Потом Довбуша судили чабаны с Дзвинчуковой полонины, Аннычка, Юра Бойчук, который растил Кар- пат-Зелье, подданные красноильского атамана Дидушка, Маруня — Жельманова служанка, мать Збориха со своим воскреснувшим сыном, Великий Цимбалист, отважный человек по прозвищу Смоляр, мастер каменных дел Сильвестр... Здесь толпились со своими исповедями хозяева гуцульских гнезд, которых Довбуш освободил от арендаторов и корчмарей; были здесь крестьяне из покутских, бойковских и подольских сел, в отместку за беды которых опришки пускали с дымом панские палаты и господарские коморы, карали смертью кровопийц и угнетателей народа; толпились вдовы, сироты, обиженные судьями и попами, дворовый люд, которым Довбуш помогал деньгами и защищал с оружием в руках; казалось, что на суд над самим собой Довбуш созвал весь бедный народ.
Он слушал их и не скрывал радости, оттого что никто не забыл добра, сделанного опришками, и любовался любовью народной к черным хлопцам, которая струилась из приговора судей, и думал, что все-таки остается перед ними в долгу, хотя и не прожил напрасно свою короткую жизнь, не использовал ее для собственной выгоды...
«Но, пане ватажку, слишком рано уходишь из этого мира,— принесла и сложила к ногам Олексы свое обвинение женщина в черном убранстве, которую когда-то, накануне рожденья Олексы, встретила мать Олена.— Я и доныне, ватажку, реки и озера вычерпываю этими вот руками и дочку-красавицу свою ищу.

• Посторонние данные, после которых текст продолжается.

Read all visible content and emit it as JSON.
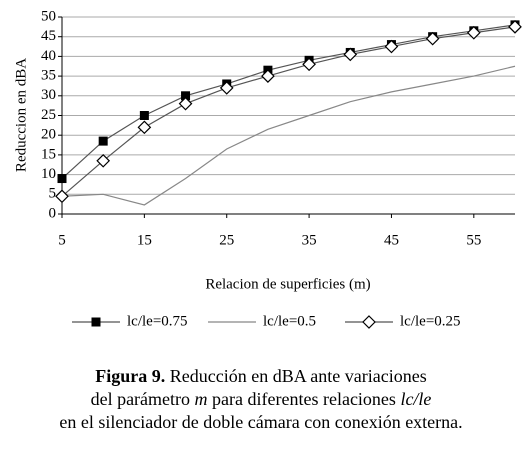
{
  "chart_data": {
    "type": "line",
    "x_label": "Relacion de superficies (m)",
    "y_label": "Reduccion en dBA",
    "x": [
      5,
      10,
      15,
      20,
      25,
      30,
      35,
      40,
      45,
      50,
      55,
      60
    ],
    "xlim": [
      5,
      60
    ],
    "xticks": [
      5,
      15,
      25,
      35,
      45,
      55
    ],
    "ylim": [
      0,
      50
    ],
    "yticks": [
      0,
      5,
      10,
      15,
      20,
      25,
      30,
      35,
      40,
      45,
      50
    ],
    "grid": true,
    "legend": "bottom",
    "series": [
      {
        "name": "lc/le=0.75",
        "color": "#000000",
        "line_color": "#555555",
        "marker": "square",
        "values": [
          9,
          18.5,
          25,
          30,
          33,
          36.5,
          39,
          41,
          43,
          45,
          46.5,
          48
        ]
      },
      {
        "name": "lc/le=0.5",
        "color": "#888888",
        "line_color": "#888888",
        "marker": "none",
        "values": [
          4.5,
          5,
          2.3,
          9,
          16.5,
          21.5,
          25,
          28.5,
          31,
          33,
          35,
          37.5
        ]
      },
      {
        "name": "lc/le=0.25",
        "color": "#000000",
        "line_color": "#555555",
        "marker": "diamond",
        "values": [
          4.5,
          13.5,
          22,
          28,
          32,
          35,
          38,
          40.5,
          42.5,
          44.5,
          46,
          47.5
        ]
      }
    ]
  },
  "caption": {
    "label": "Figura 9.",
    "line1": " Reducción en dBA ante variaciones",
    "line2": [
      "del parámetro ",
      "m",
      " para diferentes relaciones ",
      "lc/le"
    ],
    "line3": "en el silenciador de doble cámara con conexión externa."
  }
}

Кто отомстит панам за ее бесчестие, смерть и мою печаль?»
Олекса опустил голову.
«А кто покарает шляхту за моего сына, на двенадцать частей разрубленного и в двенадцати могилах похороненного?» — укоряла другая женщина, которую тоже давным-давно встретила мать Олена.
Эти две открыли счет. За ними двинулись деды, вдовы, сироты, их собралось во сто крат больше, чем тех, кому помог Олекса, все они выкладывали перед ним свои беды, тяготы, кандалы, батоги, веревки, раскаленное железо, голод, холод, бесчестие, надругательства, муки, выкладывали и вопрошали: кто теперь освободит их от этих тягот, если он, Олекса Довбуш, собирается умирать?

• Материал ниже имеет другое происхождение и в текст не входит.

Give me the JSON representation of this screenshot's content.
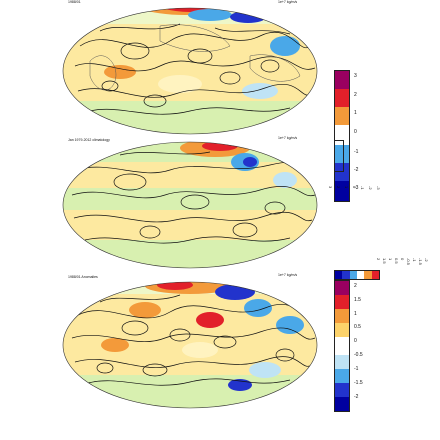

Адские муки людей жгли Довбушево сердце, страшили своей бесконечностью и принуждали каяться в том, что слишком рано он протаптывает тропинку к предкам: не имел права впадать в постыдное равнодушие после Аннычкиной смерти, которое привело к раскрытию его тайны продажной Дзвинкой. Он должен был жить еще много дней, жить, чтобы иссушать слезы вдовьи и сиротские, жить, чтобы продолжать служить мечом карающим на боку бедного люда.

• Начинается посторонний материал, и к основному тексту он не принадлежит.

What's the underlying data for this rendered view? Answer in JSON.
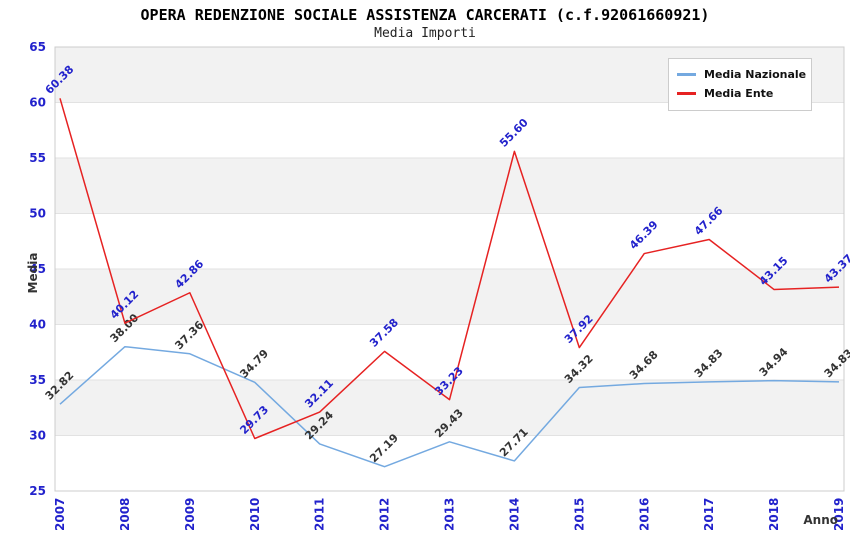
{
  "header": {
    "title": "OPERA REDENZIONE SOCIALE ASSISTENZA CARCERATI (c.f.92061660921)",
    "subtitle": "Media Importi"
  },
  "colors": {
    "axis_tick": "#2222cc",
    "band_gray": "#f2f2f2",
    "band_white": "#ffffff",
    "grid_line": "#e2e2e2",
    "plot_border": "#cccccc",
    "label_dark": "#333333",
    "label_blue": "#2222cc"
  },
  "chart_data": {
    "type": "line",
    "title": "OPERA REDENZIONE SOCIALE ASSISTENZA CARCERATI (c.f.92061660921)",
    "subtitle": "Media Importi",
    "xlabel": "Anno",
    "ylabel": "Media",
    "ylim": [
      25,
      65
    ],
    "ytick_step": 5,
    "grid": true,
    "legend_position": "top-right",
    "categories": [
      "2007",
      "2008",
      "2009",
      "2010",
      "2011",
      "2012",
      "2013",
      "2014",
      "2015",
      "2016",
      "2017",
      "2018",
      "2019"
    ],
    "series": [
      {
        "name": "Media Nazionale",
        "color": "#74a9e0",
        "label_color": "#333333",
        "values": [
          32.82,
          38.0,
          37.36,
          34.79,
          29.24,
          27.19,
          29.43,
          27.71,
          34.32,
          34.68,
          34.83,
          34.94,
          34.83
        ]
      },
      {
        "name": "Media Ente",
        "color": "#e62222",
        "label_color": "#2222cc",
        "values": [
          60.38,
          40.12,
          42.86,
          29.73,
          32.11,
          37.58,
          33.23,
          55.6,
          37.92,
          46.39,
          47.66,
          43.15,
          43.37
        ]
      }
    ]
  }
}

Покаяние было запоздалым, беспомощным, ибо в ушах его нарастал звон Смертельной косы. Он разжал веки, побратимы несли его на своих бартках. Исчезло, развеялось судилище, от огромной толпы остался только Олексин сын. Ватажок протянул к нему руки, силился встать, но не было уже сил даже поднять голову, и, захлебнувшись злостью к самому себе, он заплакал.
Опришки слышали его всхлипывания, но движенья не прекратили, идти было трудно, но они продолжали идти все вверх и вверх, чтобы восход солнца Довбуш встречал на Черногоре.
Слезы Довбушевы утирал Дед Исполин. Он появился возле ватажка неожиданно, некоторое время молча шел рядом, потом заговорил:
«Ты напрасно коришь себя, Олекса, напрасно... Ибо имей ты хоть три жизни, то и тогда все горести людские
на радость не перековал бы. Ибо слишком малую силу я тебе дал. Теперь сам это вижу... Надо, чтоб в каждом гуцуле Довбуш сидел. Вот тогда счастье и воля пришли бы на Зеленую Верховину».
«То сделайте так, Дедо,— попросил Олекса.— Вы мудрость столетий и опыт поколений».
«Мудрость, Олекса, никогда не имеет границ. Твоя судьба и меня многому научила. Но я сделаю так, что ты не умрешь в памяти народной: твоя жизнь рыцарская и вправду стала жбаном, полным вина. Пусть же так будет всегда. Кто из того жбана пригубит, хотя бы капельку вина испробует, тот никогда уже не сможет быть рабом! Ибо слава дедов — завещание внукам».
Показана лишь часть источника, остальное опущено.